Bank of Japan ha annunciato un aumento dei tassi di riferimento allo 1,25%, il livello più alto registrato dal 1995. La decisione segna un deciso cambiamento nella strategia della banca centrale giapponese e, secondo la comunicazione ufficiale, è motivata dall’aumento dell’inflazione, dalla persistente debolezza dello yen e dalle pressioni provenienti dagli Stati Uniti.
Per il Giappone si tratta di una svolta significativa dopo anni di politiche monetarie espansive mirate a stimolare la crescita e riportare l’inflazione verso il target. L’innalzamento dei tassi riflette l’auspicio delle autorità di contenere le pressioni sui prezzi e di contrastare le oscillazioni valutarie che hanno influito sui prezzi dell’energia e delle materie prime importate.
L’aumento dello 0,xx punto percentuale dei tassi implica un incremento dei costi di finanziamento per famiglie e imprese, con possibili ripercussioni su mutui, prestiti e sui bilanci societari. Allo stesso tempo, tassi più elevati possono rafforzare la valuta nazionale limitando la competitività di esportatori ma contenendo l’inflazione importata. Sul piano internazionale, la mossa modifica i differenziali di rendimento e sarà valutata dagli investitori alla luce delle politiche delle altre banche centrali.

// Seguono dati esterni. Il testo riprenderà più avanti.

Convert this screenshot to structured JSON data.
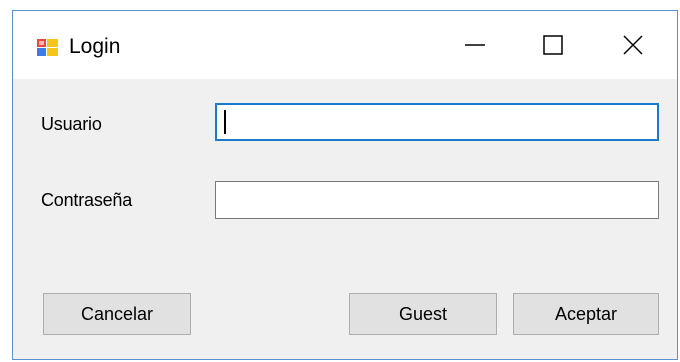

La decisione della Bank of Japan sarà osservata con attenzione dai mercati e dalle istituzioni economiche nazionali e estere. Le prossime mosse dipenderanno dall’evoluzione dei dati sull’inflazione, dall’andamento del cambio e dalle dinamiche macroeconomiche globali. I prossimi comunicati della banca centrale e gli indicatori economici forniranno elementi per giudicare se l’azione attuale rappresenti l’avvio di un ciclo di normalizzazione oppure una procedura di aggiustamento mirata.